My work is deeply rooted in a love of form, concept, and constant experiments. It is influenced by –music and literature, art history and philosophy.  I have lived across nine cities and five countries without a singular and stable base, the rhizomatic and fragmented images that proliferate across my practice resonate with that diasporic experience. The subjects I select connect to places and moments in my life.

I have completed large public art commissions and multiple unique travel and process journals, but painting is the focus of my practice.  I work in series, technically elaborate oils on wood. Works are organized in sequences of -paintings, drawings, journals- built around codes of maps, letters, and numbers, like chapters in a novel, this system is the style. Drawings in ink, charcoal and watercolors are an important component.

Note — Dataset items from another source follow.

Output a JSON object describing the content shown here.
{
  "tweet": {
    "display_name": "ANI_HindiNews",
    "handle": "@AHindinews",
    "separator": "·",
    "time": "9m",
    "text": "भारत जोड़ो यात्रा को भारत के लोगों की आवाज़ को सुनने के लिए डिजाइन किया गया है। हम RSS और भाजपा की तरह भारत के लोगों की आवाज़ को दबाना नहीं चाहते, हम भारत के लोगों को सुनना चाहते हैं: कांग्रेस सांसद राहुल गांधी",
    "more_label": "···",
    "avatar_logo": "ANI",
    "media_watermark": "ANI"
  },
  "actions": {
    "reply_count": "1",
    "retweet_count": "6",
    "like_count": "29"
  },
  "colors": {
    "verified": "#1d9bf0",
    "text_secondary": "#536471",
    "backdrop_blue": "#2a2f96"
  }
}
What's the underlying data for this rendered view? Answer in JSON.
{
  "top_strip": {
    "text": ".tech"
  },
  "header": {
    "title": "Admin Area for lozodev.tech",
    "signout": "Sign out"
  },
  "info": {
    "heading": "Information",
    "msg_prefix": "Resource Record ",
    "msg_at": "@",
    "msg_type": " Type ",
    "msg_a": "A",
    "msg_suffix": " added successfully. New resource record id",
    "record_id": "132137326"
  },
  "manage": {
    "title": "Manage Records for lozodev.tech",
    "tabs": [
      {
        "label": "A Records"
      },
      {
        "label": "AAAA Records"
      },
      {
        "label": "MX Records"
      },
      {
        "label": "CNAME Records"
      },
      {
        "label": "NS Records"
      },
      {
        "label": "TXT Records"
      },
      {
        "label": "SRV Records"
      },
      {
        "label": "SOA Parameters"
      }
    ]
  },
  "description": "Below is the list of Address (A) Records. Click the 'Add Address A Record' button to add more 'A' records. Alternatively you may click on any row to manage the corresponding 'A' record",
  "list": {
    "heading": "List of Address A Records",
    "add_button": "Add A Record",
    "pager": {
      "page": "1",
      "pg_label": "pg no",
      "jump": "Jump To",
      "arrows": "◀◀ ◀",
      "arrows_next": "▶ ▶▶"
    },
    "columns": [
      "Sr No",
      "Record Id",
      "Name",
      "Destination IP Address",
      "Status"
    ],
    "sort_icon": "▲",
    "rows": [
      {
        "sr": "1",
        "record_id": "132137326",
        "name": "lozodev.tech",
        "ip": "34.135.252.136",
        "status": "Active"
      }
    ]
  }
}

My work is a balancing act between the Apollonian and the Dionysian, the Northern and Southern cultures, expressing contrasting lived experiences, displacement and fragmentation. Since the eighties, I have completed multiple modular paintings with changing installations and user participation, giving painting a life beyond the studio.

In the past ten years, I have developed an abstract vocabulary combining rigid geometrical shapes and free, gestural, strong calligraphic marks. Some works like the Encounter series, suggest collisions between a brushstroke and a grid, conflicts and clashes expressive of struggles in life and art.

The natural world represented in symbolic and metaphoric associations, the four elements and cardinal points, are a constant source of inspiration. In the Patagonia series 2014 an alphabet of abstract gestures emerged, patterns and rhythms indicative of islands, water currents and organisms in motion, with them, I evidence essential forces and forms in nature from the microscopic to the macroscopic. These forms are also found in the recent Constellation series. The 2019 acrylic and chalk paintings Tarnished Nature – Erasable Art, pointed to ecological problems of the Hudson River, the ecological issues represented were erased and redrawn by the public.

The emphasis of my work is on transformation and chance, prioritizing quality of form and technique. In my work, I want the viewer to experience refuge and self-reflection, and a certain harmony which I see as related to beauty, all very much needed in today’s world.